Coniothyrium fuckelii is a fungal plant pathogen, causing stem canker, and that has also been known to cause infections in immunocompromised humans.

Two diseases most commonly associated with garden rose dieback are grey mould (Botrytis cinerea) and also rose canker (Coniothyrium fuckelii, syn. Paraconiothyrium fuckelii and Leptosphaeria coniothyrium).
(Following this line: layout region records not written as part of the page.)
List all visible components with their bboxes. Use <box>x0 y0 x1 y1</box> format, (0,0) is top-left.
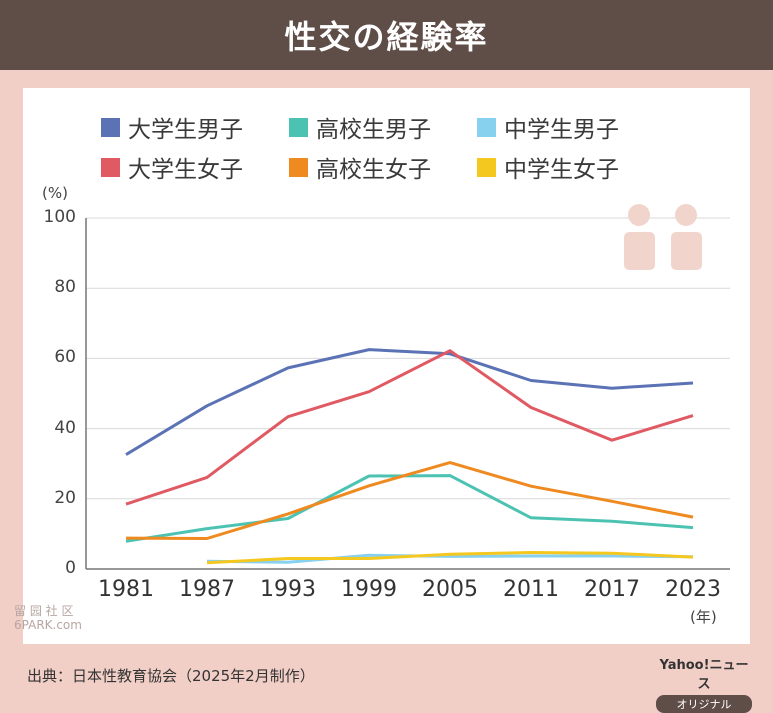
y-tick-label: 80 <box>54 277 76 298</box>
x-tick-label: 2017 <box>584 577 640 602</box>
series-line <box>125 349 694 506</box>
legend-label: 高校生男子 <box>316 117 431 143</box>
y-tick-label: 0 <box>65 558 76 578</box>
watermark: 留 园 社 区 6PARK.com <box>14 604 82 632</box>
two-people-icon <box>624 204 702 270</box>
legend-label: 大学生女子 <box>128 157 243 183</box>
chart-panel <box>23 88 750 644</box>
legend-swatch <box>477 117 496 137</box>
series-line <box>125 461 694 540</box>
legend-swatch <box>477 157 496 177</box>
legend-swatch <box>289 117 308 137</box>
source-note: 出典：日本性教育協会（2025年2月制作） <box>27 667 315 685</box>
legend-item: 大学生男子 <box>101 110 289 144</box>
y-tick-label: 100 <box>43 207 76 227</box>
brand-badge: オリジナル <box>656 695 752 713</box>
legend-item: 中学生女子 <box>477 150 665 184</box>
series-line <box>206 553 694 564</box>
legend-label: 中学生男子 <box>504 117 619 143</box>
x-tick-label: 1981 <box>98 577 154 602</box>
legend-item: 大学生女子 <box>101 150 289 184</box>
x-tick-label: 2011 <box>503 577 559 602</box>
legend-swatch <box>101 117 120 137</box>
legend-item: 高校生男子 <box>289 110 477 144</box>
y-axis-unit: (%) <box>42 184 68 202</box>
x-tick-label: 1987 <box>179 577 235 602</box>
brand-logo: Yahoo!ニュース オリジナル <box>656 654 752 713</box>
chart-legend: 大学生男子 高校生男子 中学生男子大学生女子 高校生女子 中学生女子 <box>101 110 701 183</box>
series-line <box>125 474 694 543</box>
x-tick-label: 1999 <box>341 577 397 602</box>
y-tick-label: 40 <box>54 417 76 438</box>
chart-title: 性交の経験率 <box>0 0 773 70</box>
legend-label: 高校生女子 <box>316 157 431 183</box>
y-tick-label: 60 <box>54 347 76 368</box>
legend-swatch <box>289 157 308 177</box>
series-line <box>125 348 694 456</box>
legend-item: 中学生男子 <box>477 110 665 144</box>
legend-swatch <box>101 157 120 177</box>
x-axis-unit: (年) <box>690 608 717 626</box>
series-line <box>206 551 694 565</box>
x-tick-label: 1993 <box>260 577 316 602</box>
legend-label: 大学生男子 <box>128 117 243 143</box>
x-tick-label: 2023 <box>665 577 721 602</box>
y-tick-label: 20 <box>54 487 76 508</box>
legend-label: 中学生女子 <box>504 157 619 183</box>
x-tick-label: 2005 <box>422 577 478 602</box>
legend-item: 高校生女子 <box>289 150 477 184</box>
The fungal infection of rose canker often occurs through badly timed pruning cuts or injuries to the crown of the rose plant. It then produces tiny black fruiting bodies that are only just visible on the bark of affected branches or stems. This fungus also causes cane blight disease of raspberry bushes.